AP exams aren’t just testing the student’s knowledge of the subject, but instead are looking specifically at how the student can answer questions within the prescribed format of the test. Understanding how the exam will be graded can help your student prepare answers in a way that graders value. Yes, this is basically teaching to the test and we all hate that. But it is part of the game and by high school age it is not a terrible thing for students to learn to understand expectations and meet them. Grading rubrics for AP exams can be found in prep books and on the College Board website.  Here is an example from the AP World History Exam:

AP World History Comparative Essay Rubric


Basic Core (skills and knowledge to show competence)


1. Has an acceptable thesis that contains a strong argument and a framework that gives order to the paper (Addresses comparison of the issues or themes specified).
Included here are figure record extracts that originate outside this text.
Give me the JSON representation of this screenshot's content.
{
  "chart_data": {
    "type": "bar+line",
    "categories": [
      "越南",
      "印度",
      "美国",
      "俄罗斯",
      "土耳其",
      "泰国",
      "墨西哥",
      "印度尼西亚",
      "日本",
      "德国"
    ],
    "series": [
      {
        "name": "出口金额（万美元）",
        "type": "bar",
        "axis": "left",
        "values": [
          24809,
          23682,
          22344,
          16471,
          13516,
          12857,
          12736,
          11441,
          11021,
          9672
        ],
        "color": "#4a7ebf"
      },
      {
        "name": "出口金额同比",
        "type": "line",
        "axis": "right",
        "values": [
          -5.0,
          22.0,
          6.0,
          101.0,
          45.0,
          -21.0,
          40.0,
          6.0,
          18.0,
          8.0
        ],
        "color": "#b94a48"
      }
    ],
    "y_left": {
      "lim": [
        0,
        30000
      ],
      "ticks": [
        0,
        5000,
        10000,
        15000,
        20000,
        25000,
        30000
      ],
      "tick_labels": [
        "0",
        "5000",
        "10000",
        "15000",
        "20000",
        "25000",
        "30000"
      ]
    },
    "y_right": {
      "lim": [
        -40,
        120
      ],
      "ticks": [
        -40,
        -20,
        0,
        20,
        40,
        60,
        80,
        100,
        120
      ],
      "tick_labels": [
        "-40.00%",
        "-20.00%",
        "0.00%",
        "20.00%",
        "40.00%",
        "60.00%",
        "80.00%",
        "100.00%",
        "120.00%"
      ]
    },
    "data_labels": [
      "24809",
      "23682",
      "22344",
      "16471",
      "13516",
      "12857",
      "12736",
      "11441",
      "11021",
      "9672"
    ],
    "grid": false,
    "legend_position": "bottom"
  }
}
2. Addresses all parts of the question and includes specific literary and historical examples


3. Substantiates thesis with appropriate and specific literary and historical evidence.


4. Makes direct comparisons and uses appropriate transitions between and among ideas; language used is appropriate for its purpose.


Basic Core Subtotal

Up to 6

Expanded Core (skills and knowledge required to show excellence)

The basic score of 6 must be achieved before a student is able to earn expanded core points. Examples of qualities that might earn expanded core points


1. Has a clear, analytical, insightful, and/or comprehensive thesis


2. Addresses all parts of the question and includes (as relevant): chronology, causation, context,  and literary conventions


3.  Provides ample specific literary and historical evidence to substantiate thesis, including direct quotations from the text(s)


4. Shows the ability to relate evidence to a larger thematic concept or global context


5. Language used to enhance argument.


Expanded Core Subtotal

Up to 3

Total Points

Up to 9


Reviewing this grading rubric can help your student understand what is expected by the AP reader. Students can also look at examples on the College Board of exams that have received different scores.

Step Three: Practice Tests

One of the single most effective methods of preparing for any test is to take sample tests. If at all possible, make sure your student takes at least one full-length practice test under normal test conditions. They should be in a quiet room, use a timer, and take the test all the way through, with the required breaks. The test prep guide will include information about scoring the practice exam. This is a good opportunity to encourage the student to think like a test grader using the rubric. Seeing how the scores add up can help lower anxiety by making it clear to students that they can still get many multiple-choice questions wrong and earn a good score on an AP exam. Because these exams are intended to be given to students from different schools using widely differing curriculum, there is a built in more of a “wiggle factor” than there is with many exams. So, students should relax and understand they don’t need to get 90%+ correct to get an A.

Step Four: Target Weak Areas

Carefully review the results of the practice exam and identify areas of weakness. Study and review as needed. Rather than taking another full length exam, students may find it more effective to take isolated sections or questions that review the areas where they need to improve.

Step Five: Good Sleep – Low Stress

Review the tips to make test day successful. Don’t cram the night before. It never works and will increase stress. As your student approaches test day, make sure they have the needed materials available (calculator, snack, etc.) and then encourage them to take some downtime and get a good rest.

1 comment

  • I don’t think that I would call reviewing free-response scoring guidelines as “teaching to the test” so much as understanding the intent of that test section. Some questions ask for an essay. Others aren’t interested in essay conventions like thesis, introduction and conclusion; but do want to see certain points made in short answer responses. One of the big hits many students take is in not actually answering the question fully. If it asks for two example of non-governmental organizations and a country studied in the class that belongs to each one, then you need to be sure you in fact give two organizations and one country each.

    This is more like knowing the rules for a swimming stroke or what is marked off in gymnastics than just teaching to the test.